Persson picks election team

"Experience and renewal." That's how prime minister, Göran Persson, described his new ministerial team at a press conference this afternoon. There are three new government ministers in a line up which Persson sees as being the one to fight the next election in 2006.

The major changes are that finance minister Bosse Ringholm becomes deputy prime minister and is replaced by minister for co-ordination, Pär Nuder. The current business minister, Leif Pagrotsky, and education minister, Thomas Östros, swap jobs. Equality and integration minister, Mona Sahlin, heads a new departmartment and becomes minister for social development.

It had already been agreed that Ringholm would not serve another mandate period as finance minister.

New blood is supplied by Sven-Erik Österberg, who becomes deputy finance minister; Ibrahim Baylan, who becomes minister for schools; and Jens Orback, who takes over from Mona Sahlin as equality and integration minister.

The appointment of Ibrahim Baylan is significant, as Persson has long been on the look-out for a minister from an ethnic minority. Persson described him as “having expert knowledge and being politically mature.”

Jens Orback is also sure to get his fair share of attention. The 45 year old Stockholm politician, who had just been appointed cultural commissioner in the city, is a dashing former TV presenter, with a winning smile and sporty interests. Those in the know are already talking of the ‘Bodström factor’, referring to the dashing justice minister with a winning smile and sporty interests.

“I don’t know how equal I am, I could probably be better,” said the former presenter of ‘Striptease’ (apparently a hard-hitting social affairs programme) to Aftonbladet. “I’m proud, but my first priority is my children.”

His predecessor, Mona Sahlin, wasn’t shy in giving the new boy her seal of approval, although there was a sting in the tail.

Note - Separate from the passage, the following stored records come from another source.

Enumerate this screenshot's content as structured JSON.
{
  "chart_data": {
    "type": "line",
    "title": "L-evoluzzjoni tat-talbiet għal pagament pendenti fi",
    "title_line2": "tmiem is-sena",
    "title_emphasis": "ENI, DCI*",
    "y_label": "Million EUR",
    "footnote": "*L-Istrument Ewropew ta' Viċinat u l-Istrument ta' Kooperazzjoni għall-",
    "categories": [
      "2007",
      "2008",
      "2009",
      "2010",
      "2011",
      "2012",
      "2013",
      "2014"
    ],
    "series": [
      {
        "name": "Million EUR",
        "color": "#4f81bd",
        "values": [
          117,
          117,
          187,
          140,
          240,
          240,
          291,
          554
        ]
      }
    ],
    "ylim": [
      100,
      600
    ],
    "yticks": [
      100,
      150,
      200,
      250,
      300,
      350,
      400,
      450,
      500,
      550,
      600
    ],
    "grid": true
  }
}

“I think it’s bloody great that Jens is the new equality minister. But I don’t intend giving up equality issues myself. Once you’ve gone around with those glasses on, you don’t take them off.”

Persson made sure he’d done his equality sums. “It’s blokes leaving and blokes coming in,” he said in response to questions about the common gender of the three newcomers. “It’s still eleven men and eleven women.”

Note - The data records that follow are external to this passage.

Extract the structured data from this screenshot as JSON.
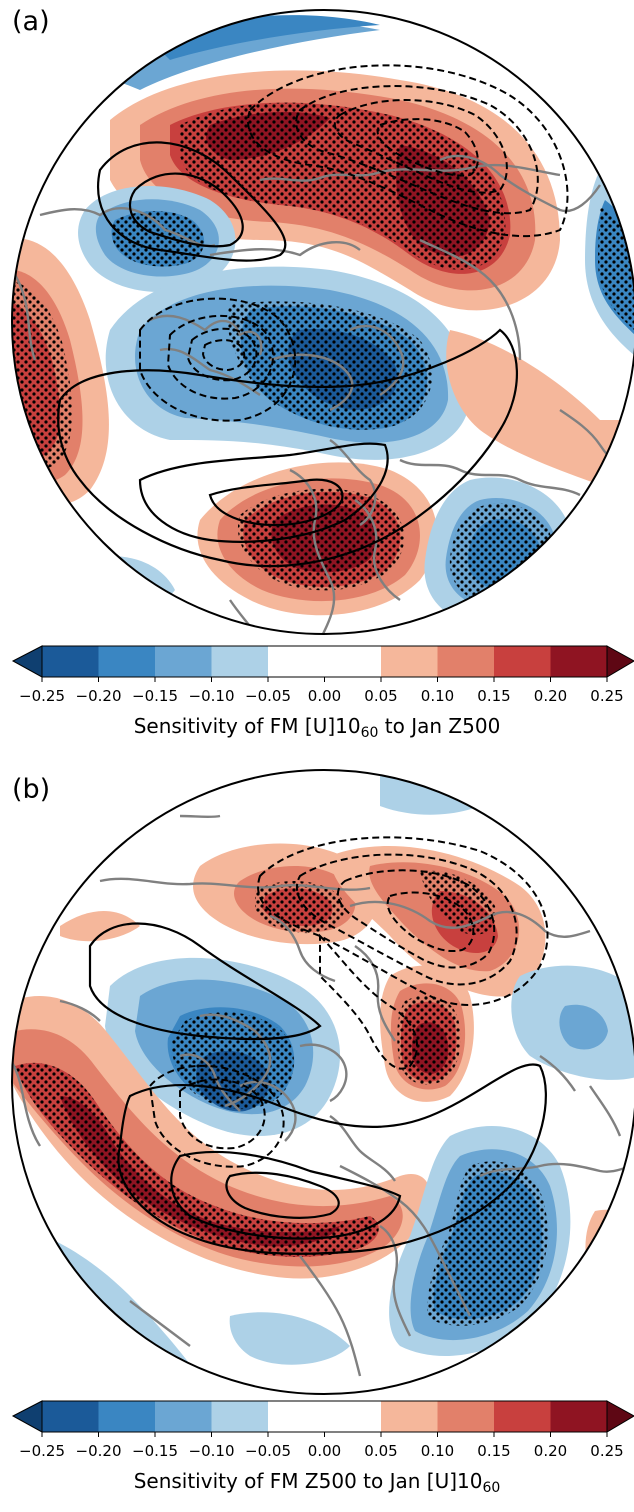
{
  "panels": [
    {
      "id": "a",
      "label": "(a)",
      "caption_main": "Sensitivity of FM [U]10",
      "caption_sub": "60",
      "caption_tail": " to Jan Z500"
    },
    {
      "id": "b",
      "label": "(b)",
      "caption_main": "Sensitivity of FM Z500 to Jan [U]10",
      "caption_sub": "60",
      "caption_tail": ""
    }
  ],
  "colorbar": {
    "ticks": [
      "−0.25",
      "−0.20",
      "−0.15",
      "−0.10",
      "−0.05",
      "0.00",
      "0.05",
      "0.10",
      "0.15",
      "0.20",
      "0.25"
    ],
    "levels": [
      -0.25,
      -0.2,
      -0.15,
      -0.1,
      -0.05,
      0.05,
      0.1,
      0.15,
      0.2,
      0.25
    ],
    "colors": {
      "under": "#0f3f70",
      "b1": "#1b5a99",
      "b2": "#3a86c2",
      "b3": "#6ba6d3",
      "b4": "#add1e7",
      "mid": "#ffffff",
      "r4": "#f5b79b",
      "r3": "#e2806a",
      "r2": "#c8403e",
      "r1": "#8f1422",
      "over": "#5e0714"
    }
  },
  "style": {
    "coast": "#808080",
    "contour": "#000000"
  }
}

Persson was unconvincingly disarming when questioned about the timing of his announcement. It just so happened to coincide with the conservative alliance’s announcement of their new shadow cabinet, as they strive to impress on the electorate their newly found team spirit.

“I’ve waited and waited and then went for it!” he joked, before continuing. “I didn’t have a clue about what the conservative parties were up to.”

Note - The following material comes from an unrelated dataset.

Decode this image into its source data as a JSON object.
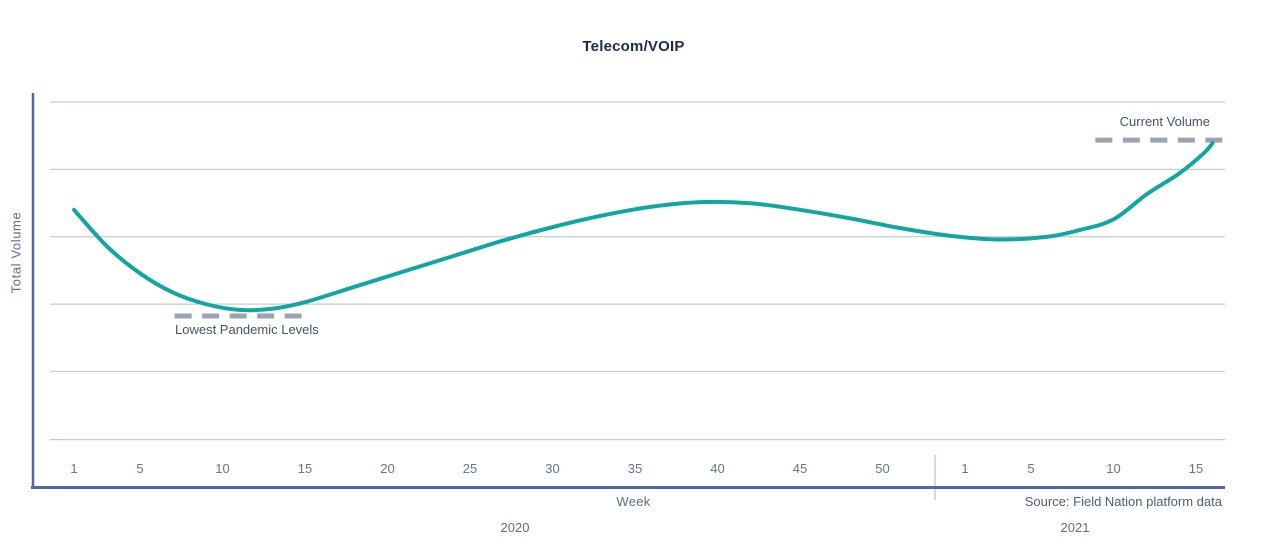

Persson professed himself to be unimpressed with what the opposition have come up with so far and the feeling is entirely mutual. Maud Olofsson, leader of the center party, said:

“Bad policies don’t improve with a new team.”

Moderate leader, Fredrik Reinfeldt, had similar observations:

“All the fuss about adding the finishing touches to the team was just about a few players swapping positions. But when the team isn’t playing well, you usually don’t just swap the players around, but swap the coach as well. Now one gets the impression that it’s the same faces, but with less experience.”